Prominent entrepreneur U Serge Pun has called for streamlined procedures for industries planning to set up shop in Myanmar, claiming a simplified approvals process would assist in attracting factories to provide much-needed employment.
U Serge Pun pointed to China where he said the barriers to establishing a factory were lower, with no need to see a multitude of high-ranking government officials before investing.
“The rules are so transparent, so clear, that if you invest in [a specific] sector you know you can do this, you can do that, you cannot do that,” he told the Myanmar Global Investment Forum in Nay Pyi Taw last week.
He said a similar approach could work in Myanmar.
Coca-Cola’s entry to Myanmar came with plenty of PR and hype, and it was good for the country, said U Serge Pun. “But we cannot thrive on one Coca-Cola that employs a few thousand people. We need millions of people to be employed, which means we need 10,000 or 20,000 factories,” he said, while adding foreign investors had to visit the chairman of the Myanmar Investment Commission (MIC) first.
U Aung Naing Oo, director general of the Directorate of Investment and Company Administration (DICA) and MIC board member, downplayed the need for investors to visit the MIC, claiming it is “especially investors with huge capital who are required to meet the chairman”.

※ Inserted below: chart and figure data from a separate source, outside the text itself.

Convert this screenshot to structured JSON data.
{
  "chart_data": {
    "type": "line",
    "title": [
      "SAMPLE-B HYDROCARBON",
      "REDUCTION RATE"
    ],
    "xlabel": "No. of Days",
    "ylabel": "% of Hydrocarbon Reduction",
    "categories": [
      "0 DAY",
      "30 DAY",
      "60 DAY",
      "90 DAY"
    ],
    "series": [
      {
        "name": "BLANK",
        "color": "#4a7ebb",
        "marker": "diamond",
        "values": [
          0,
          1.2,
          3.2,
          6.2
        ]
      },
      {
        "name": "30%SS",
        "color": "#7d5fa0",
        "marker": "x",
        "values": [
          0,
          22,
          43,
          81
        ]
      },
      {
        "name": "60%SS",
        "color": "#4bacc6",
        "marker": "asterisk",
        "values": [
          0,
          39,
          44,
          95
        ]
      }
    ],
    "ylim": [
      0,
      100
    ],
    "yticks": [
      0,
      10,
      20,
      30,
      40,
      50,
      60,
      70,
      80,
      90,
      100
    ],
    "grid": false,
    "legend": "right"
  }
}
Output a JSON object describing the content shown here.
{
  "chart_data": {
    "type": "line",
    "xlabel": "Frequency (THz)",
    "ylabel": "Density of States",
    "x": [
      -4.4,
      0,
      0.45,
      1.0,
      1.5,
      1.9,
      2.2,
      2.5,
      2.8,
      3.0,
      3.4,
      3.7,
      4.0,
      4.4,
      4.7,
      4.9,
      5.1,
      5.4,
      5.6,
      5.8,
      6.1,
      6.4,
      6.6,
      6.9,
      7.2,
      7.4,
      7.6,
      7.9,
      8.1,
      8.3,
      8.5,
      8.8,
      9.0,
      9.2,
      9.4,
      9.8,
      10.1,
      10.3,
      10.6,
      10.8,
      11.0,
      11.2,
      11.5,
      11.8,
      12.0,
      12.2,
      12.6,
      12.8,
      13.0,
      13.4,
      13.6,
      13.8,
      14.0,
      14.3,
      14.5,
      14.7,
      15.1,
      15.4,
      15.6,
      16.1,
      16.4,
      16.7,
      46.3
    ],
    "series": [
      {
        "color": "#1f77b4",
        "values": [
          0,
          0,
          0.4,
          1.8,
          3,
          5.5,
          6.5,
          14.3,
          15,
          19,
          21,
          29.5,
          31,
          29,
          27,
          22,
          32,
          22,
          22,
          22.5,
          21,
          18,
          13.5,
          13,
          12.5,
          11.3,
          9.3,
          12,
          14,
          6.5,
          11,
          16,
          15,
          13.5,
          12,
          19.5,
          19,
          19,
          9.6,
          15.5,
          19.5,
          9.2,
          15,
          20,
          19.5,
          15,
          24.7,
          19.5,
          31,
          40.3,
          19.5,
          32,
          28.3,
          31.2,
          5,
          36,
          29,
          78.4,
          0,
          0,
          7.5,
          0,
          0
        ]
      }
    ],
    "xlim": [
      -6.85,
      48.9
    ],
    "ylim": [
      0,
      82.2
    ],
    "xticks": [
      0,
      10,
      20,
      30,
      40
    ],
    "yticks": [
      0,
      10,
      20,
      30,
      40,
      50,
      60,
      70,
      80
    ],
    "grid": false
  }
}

However, he said, the MIC met with a large number of foreign visitors daily following the implementation of the Foreign Investment Law in November 2012.
“Before, we received foreign investment guests only once a month. Now we see seven or eight international delegates every day in our MIC office,” he said.
MIC chairman and minister of finance U Win Shein told the Myanmar Times on the event sidelines that there was still work to be done to improve the investment climate for foreign businesses.
McKinsey senior partner Doan Nguyen Hansen said that clear strategies in areas such as skills training and infrastructure will assist with long-term development.
“Industries cannot run with only four hours of electricity a day,” she said during a conference discussion.
Experts pointed to a surge in FDI following the passing of the new Foreign Investment Law in November 2012. FDI has reached $1.8 billion in 2013 to the end of August, with some 50 percent in the manufacturing sector, with inflows set to dwarf the $1.4 billion received during the entirety of last year.